Ford Motor Co. sold more than 752,000 vehicles in China in 2018; 16,131 were exported there from the U.S., according to Ford.
GM and its partners in China sold 3.64 million vehicles there in 2018, topping the 3.5 million sold by the company in the U.S. Although China is GM's largest market, most of the vehicles GM sells there are built in China. Recent numbers for the total U.S.-to-China exports for GM were not immediately available, but the company exported 6,273 cars to China in 2015, according to the Commerce Department.
Tesla is expected to double its exports from the U.S. to China to nearly 35,000 this year, according to LMC. BMW and Daimler ship large numbers of SUVs from plants in the U.S. to China.
The BMW X5 is the No. 1 vehicle exported there from the U.S., according to LMC. The biggest domestic export to China is the Lincoln MKC/Corsair, which is No. 4. The Tesla Model X is No. 6, the Ford Explorer is No. 7 and the Lincoln Continental is No. 8.
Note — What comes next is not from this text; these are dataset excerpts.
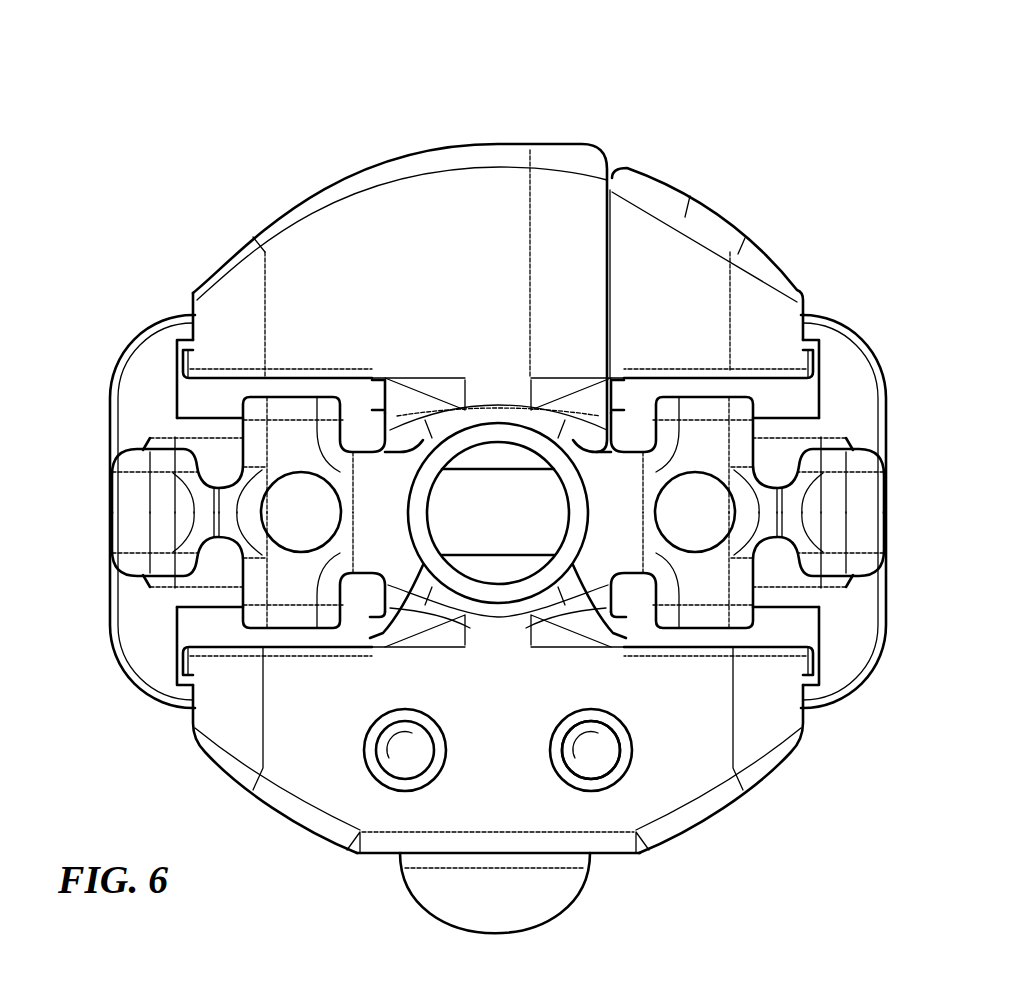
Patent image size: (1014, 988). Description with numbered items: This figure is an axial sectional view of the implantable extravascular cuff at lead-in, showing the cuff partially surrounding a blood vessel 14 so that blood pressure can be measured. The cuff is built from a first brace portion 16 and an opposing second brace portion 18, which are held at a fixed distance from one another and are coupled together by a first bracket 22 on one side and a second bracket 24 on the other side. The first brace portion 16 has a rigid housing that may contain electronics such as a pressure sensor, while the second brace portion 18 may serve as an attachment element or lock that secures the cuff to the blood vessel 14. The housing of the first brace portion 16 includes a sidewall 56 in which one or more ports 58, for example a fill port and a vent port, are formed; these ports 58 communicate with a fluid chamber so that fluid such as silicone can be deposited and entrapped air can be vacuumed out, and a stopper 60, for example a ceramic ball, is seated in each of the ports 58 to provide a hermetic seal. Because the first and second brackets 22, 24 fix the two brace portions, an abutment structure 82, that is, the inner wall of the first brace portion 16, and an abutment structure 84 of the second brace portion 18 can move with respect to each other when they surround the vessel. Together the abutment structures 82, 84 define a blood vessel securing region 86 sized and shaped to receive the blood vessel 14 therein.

The blood vessel 14 is at (497, 437).
The first brace portion 16 is at (211, 757).
The second brace portion 18 is at (732, 222).
The first bracket 22 is at (108, 400).
The second bracket 24 is at (884, 405).
The sidewall 56 is at (705, 723).
The ports 58 is at (628, 757).
The stopper 60 is at (597, 747).
The abutment structure 82 is at (452, 600).
The abutment structure 84 is at (448, 428).
The blood vessel securing region 86 is at (546, 433).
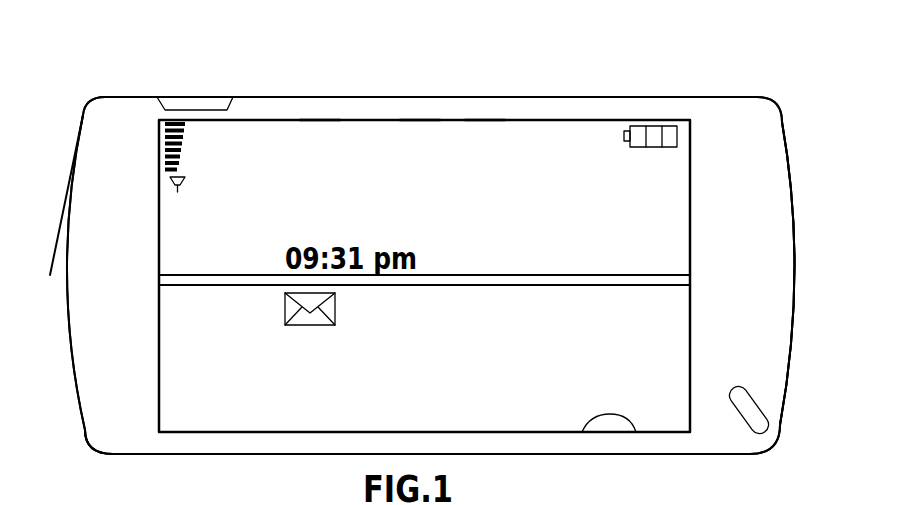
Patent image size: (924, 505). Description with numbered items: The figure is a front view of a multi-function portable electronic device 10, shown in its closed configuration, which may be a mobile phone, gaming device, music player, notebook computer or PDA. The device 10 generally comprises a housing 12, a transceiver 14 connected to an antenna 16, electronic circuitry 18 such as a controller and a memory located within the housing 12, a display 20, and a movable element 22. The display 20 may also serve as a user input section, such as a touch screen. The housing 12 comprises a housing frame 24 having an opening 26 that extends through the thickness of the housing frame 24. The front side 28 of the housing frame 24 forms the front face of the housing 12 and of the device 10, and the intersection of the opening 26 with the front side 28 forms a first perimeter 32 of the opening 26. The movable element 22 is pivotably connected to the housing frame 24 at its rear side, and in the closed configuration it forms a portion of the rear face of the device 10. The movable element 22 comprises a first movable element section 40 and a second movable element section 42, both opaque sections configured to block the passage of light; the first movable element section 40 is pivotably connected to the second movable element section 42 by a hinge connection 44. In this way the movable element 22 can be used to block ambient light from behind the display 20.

The device 10 is at (96, 78).
The housing 12 is at (787, 137).
The transceiver 14 is at (468, 148).
The antenna 16 is at (403, 148).
The electronic circuitry 18 is at (328, 148).
The display 20 is at (215, 243).
The movable element 22 is at (281, 192).
The housing frame 24 is at (765, 267).
The opening 26 is at (600, 420).
The front side 28 is at (108, 348).
The first perimeter 32 is at (159, 393).
The first movable element section 40 is at (342, 393).
The second movable element section 42 is at (670, 178).
The hinge connection 44 is at (643, 279).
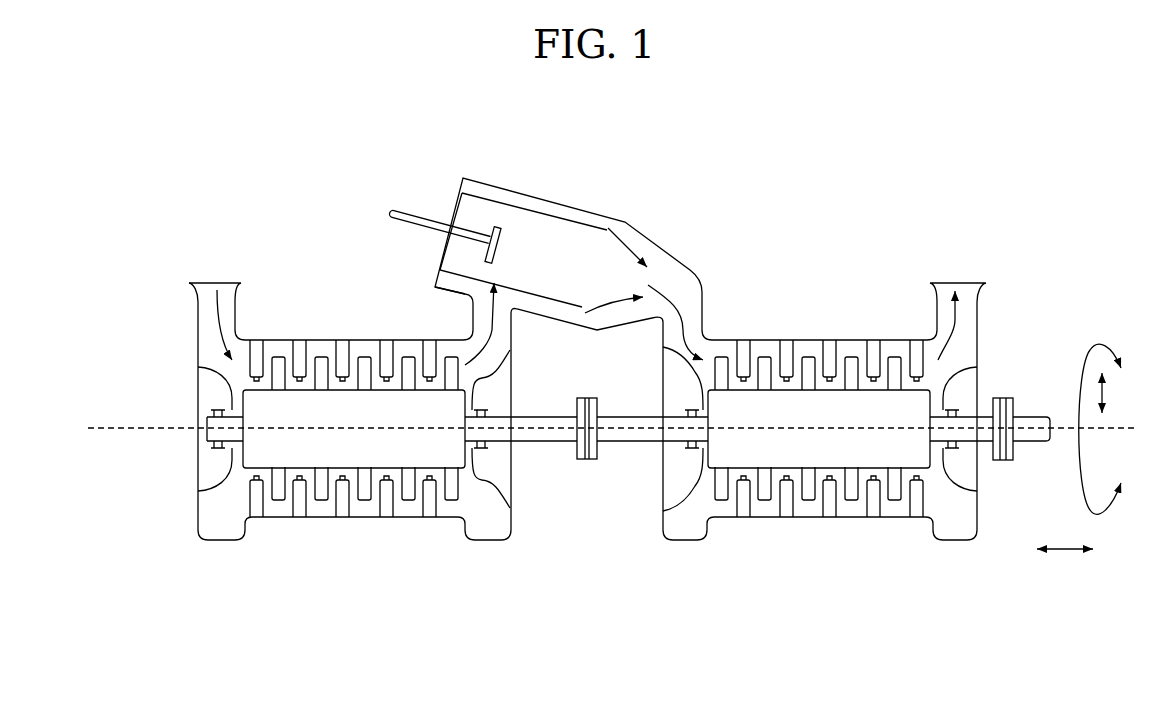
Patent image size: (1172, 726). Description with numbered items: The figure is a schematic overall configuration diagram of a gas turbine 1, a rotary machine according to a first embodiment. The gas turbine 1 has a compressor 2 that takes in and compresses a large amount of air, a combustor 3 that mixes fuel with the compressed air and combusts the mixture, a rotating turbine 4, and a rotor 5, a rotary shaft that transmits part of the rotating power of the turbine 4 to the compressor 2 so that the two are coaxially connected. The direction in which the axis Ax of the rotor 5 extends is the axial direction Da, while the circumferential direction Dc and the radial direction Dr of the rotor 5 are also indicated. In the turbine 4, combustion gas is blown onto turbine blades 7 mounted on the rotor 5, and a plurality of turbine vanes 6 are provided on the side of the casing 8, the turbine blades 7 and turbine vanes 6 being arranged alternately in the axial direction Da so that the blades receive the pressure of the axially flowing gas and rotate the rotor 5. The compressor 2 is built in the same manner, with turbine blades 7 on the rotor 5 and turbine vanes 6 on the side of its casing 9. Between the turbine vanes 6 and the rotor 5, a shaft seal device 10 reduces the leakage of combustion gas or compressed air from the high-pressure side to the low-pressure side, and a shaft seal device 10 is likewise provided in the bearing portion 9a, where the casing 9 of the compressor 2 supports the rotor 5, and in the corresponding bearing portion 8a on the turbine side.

The gas turbine 1 is at (917, 213).
The compressor 2 is at (357, 455).
The combustor 3 is at (703, 153).
The turbine 4 is at (838, 455).
The rotor 5 is at (612, 443).
The turbine vanes 6 is at (344, 360).
The turbine blades 7 is at (322, 357).
The casing 8 is at (765, 518).
The turbine casing inner wall 8a is at (838, 429).
The casing 9 is at (300, 518).
The bearing portion 9a is at (198, 368).
The shaft seal device 10 is at (215, 448).
The axis Ax is at (106, 428).
The circumferential direction Dc is at (1102, 342).
The radial direction Dr is at (1104, 395).
The axial direction Da is at (1065, 570).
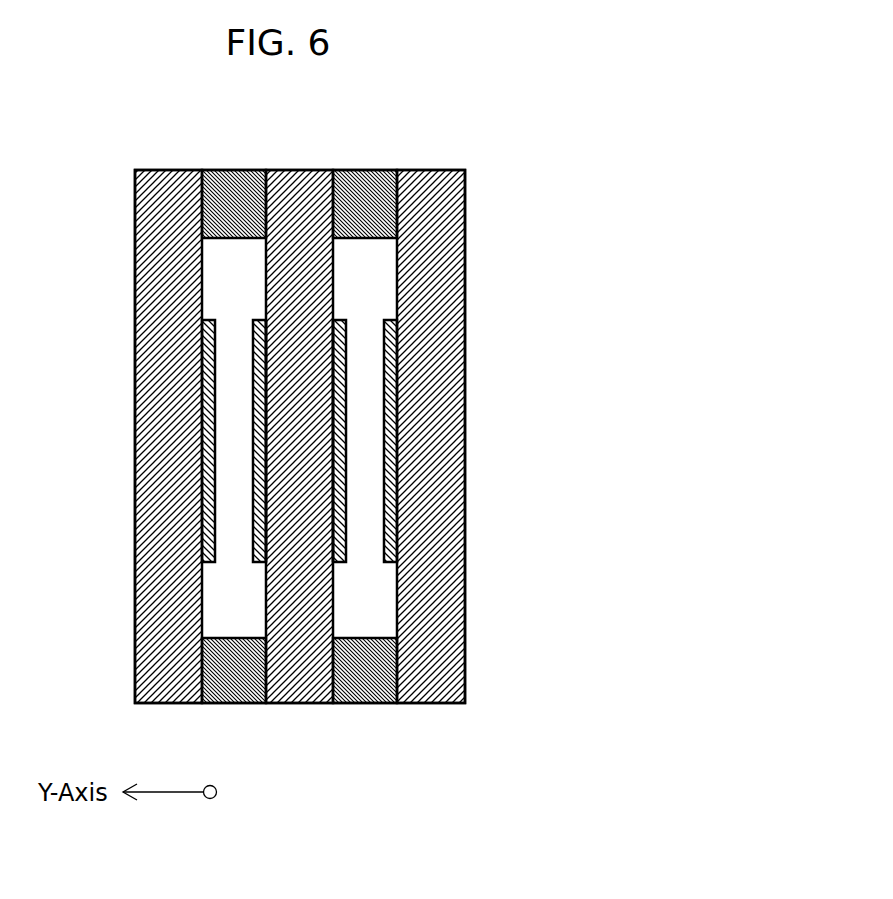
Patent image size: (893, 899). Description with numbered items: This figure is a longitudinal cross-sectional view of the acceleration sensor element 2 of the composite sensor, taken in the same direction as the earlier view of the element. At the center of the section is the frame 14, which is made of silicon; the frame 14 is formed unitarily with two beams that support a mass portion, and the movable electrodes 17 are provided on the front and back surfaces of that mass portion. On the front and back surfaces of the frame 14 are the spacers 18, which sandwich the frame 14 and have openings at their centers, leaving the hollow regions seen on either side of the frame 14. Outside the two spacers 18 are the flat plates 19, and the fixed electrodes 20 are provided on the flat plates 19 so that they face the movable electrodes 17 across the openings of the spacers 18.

The acceleration sensor element 2 is at (465, 173).
The frame 14 is at (300, 192).
The movable electrodes 17 is at (265, 563).
The spacers 18 is at (228, 190).
The flat plates 19 is at (163, 192).
The fixed electrodes 20 is at (202, 438).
On a day when the major stock indexes took a hit, stocks of U.S. carmakers fell further: Tesla stock lost 4.8% in trading Friday, GM was off 3.2%, Ford was off 3% and Fiat Chrysler was off 2.7%.
John Bozzella, CEO of the Association of Global Automakers, which lobbies for foreign-owned carmakers, said "the tit-for-tat tariffs, absent any meaningful negotiations, are damaging to the American auto industry.
"When these tariffs were initially imposed by China in 2017, American exports of finished vehicles dropped by 50%," Bozzella said. "We can’t let that happen to American workers again. If those tariffs go back into effect and remain in effect, American jobs are at risk. There’s no question about that."
Automakers have chafed under tariffs that Trump has imposed on everything from foreign steel and aluminum, to Chinese components and assemblies.
The latest pushback shows the Chinese government is not backing down and automakers are likely to suffer, said Charlie Chesbrough, senior economist and senior director of industry insights for Cox Automotive. "As the industry moves into the next decade of electrification and mobility," he said, "the China-U.S. trade war’s high tariffs could have huge implications on where the next generation of vehicles and parts are made."
China's retaliation was expected, said Kristin Dziczek, vice president of the Center for Automotive Research, but she said U.S.-based automakers need to sell cars in the Chinese market to maintain their positions in the global industry.
"Could we make vehicles in the U.S. without Chinese imports? Yes," she said. "Can U.S.-based automakers survive without having access to the largest market in the world? No. We can't wall ourselves off from any interaction with the Chinese auto market."
Detroit News Staff Writer Kalea Hall contributed.